When my partner was a fifteen year old in High School he and his schoolmates were down by the ghut smoking herb after homeroom and the principal called out to them, “I can SMELL all of you! When you are done smoking your herb march yourselves to my office!” And they did! They were all told to go home and to stay home and were given a letter to give to their parents instructing them to come in for a meeting. He didn’t give his letter to his mother. He woke up the next day and told his mother his belly hurt, and he couldn’t go to school. She went to the market to shop and met one of the teachers who asked why she was not at the school meeting. He told her about her son and the others smoking “The Stupid Bush” and her grocery bag almost fell out of her hands.

When mommy came home, he was in the living room playing Atari (the old video game) and she grabbed the cord and whipped him with it. She then told his father who came and beat him with the electric company cord. He was hit everywhere but his head. He woke up and his body was swollen all over. He was sent to the USVI to live with his father who was busy working. Son landed in hard-core street weed culture.

Chronic

When I have discussed my marijuana use with doctors, they have always recommended I continue to use marijuana. Even when I have brought up alternatives such as medication (just to hear what they would say) they have always confidently told me that Cannabis is superior with the least side effects.  I have told every doctor the truth – I am a regular marijuana smoker. Every doctor has approved of my marijuana use. In fact, I have heard many “off the record” testimonials from doctors. All this was long before medicinal marijuana was legalized. As soon as medicinal marijuana was approved in NYS I was given a medical marijuana card. Yet I hid inside the tree line as a grown woman to take my medicine, while the average person nearby was getting sloshed on alcohol in plain view for all to witness at every picnic, barbecue, and bar.

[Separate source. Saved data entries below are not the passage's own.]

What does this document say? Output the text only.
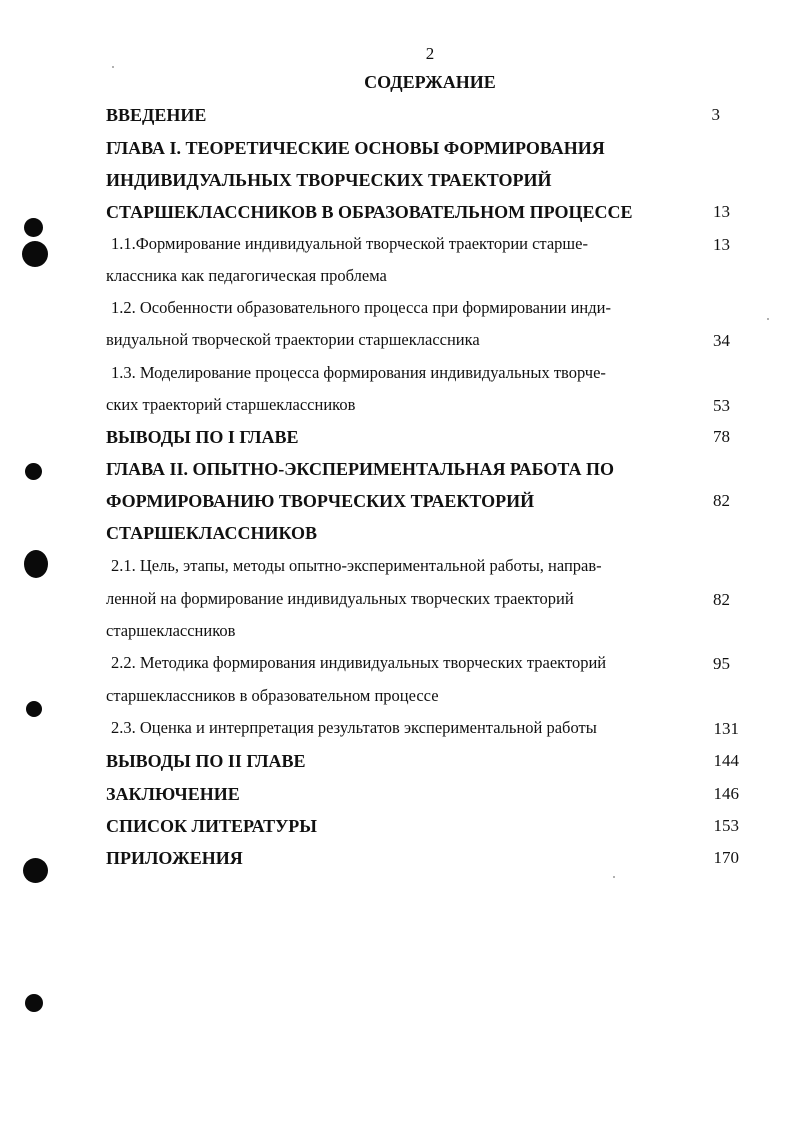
2
СОДЕРЖАНИЕ
ВВЕДЕНИЕ	3
ГЛАВА I. ТЕОРЕТИЧЕСКИЕ ОСНОВЫ ФОРМИРОВАНИЯ
ИНДИВИДУАЛЬНЫХ ТВОРЧЕСКИХ ТРАЕКТОРИЙ
СТАРШЕКЛАССНИКОВ В ОБРАЗОВАТЕЛЬНОМ ПРОЦЕССЕ	13
1.1.Формирование индивидуальной творческой траектории старше-
классника как педагогическая проблема
13
1.2. Особенности образовательного процесса при формировании инди-
видуальной творческой траектории старшеклассника	34
1.3. Моделирование процесса формирования индивидуальных творче-
ских траекторий старшеклассников	53
ВЫВОДЫ ПО I ГЛАВЕ	78
ГЛАВА II. ОПЫТНО-ЭКСПЕРИМЕНТАЛЬНАЯ РАБОТА ПО
ФОРМИРОВАНИЮ ТВОРЧЕСКИХ ТРАЕКТОРИЙ
СТАРШЕКЛАССНИКОВ
82
2.1. Цель, этапы, методы опытно-экспериментальной работы, направ-
ленной на формирование индивидуальных творческих траекторий
старшеклассников
82
2.2. Методика формирования индивидуальных творческих траекторий
старшеклассников в образовательном процессе
95
2.3. Оценка и интерпретация результатов экспериментальной работы	131
ВЫВОДЫ ПО II ГЛАВЕ	144
ЗАКЛЮЧЕНИЕ	146
СПИСОК ЛИТЕРАТУРЫ	153
ПРИЛОЖЕНИЯ	170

Today medical marijuana is decriminalized in the US, and I still find myself hiding from the haters. Even with so much approval I always remember my mother and father’s stance on pot, and how I felt ashamed for my hiding and lying.

Ravenna Narizzano

Time has proven marijuana helps. Yet people are still shunned, assaulted, imprisoned, abandoned, even murdered for embracing marijuana. It is not ok to mistreat people because you do not like the choices they make and this includes children because they are people too! People have free will and smoke the holy herb marijuana because it helps them. Anywhere that allows tobacco and alcohol, but criminalizes people for their use of marijuana and cannabis should be called out for their hypocrisy.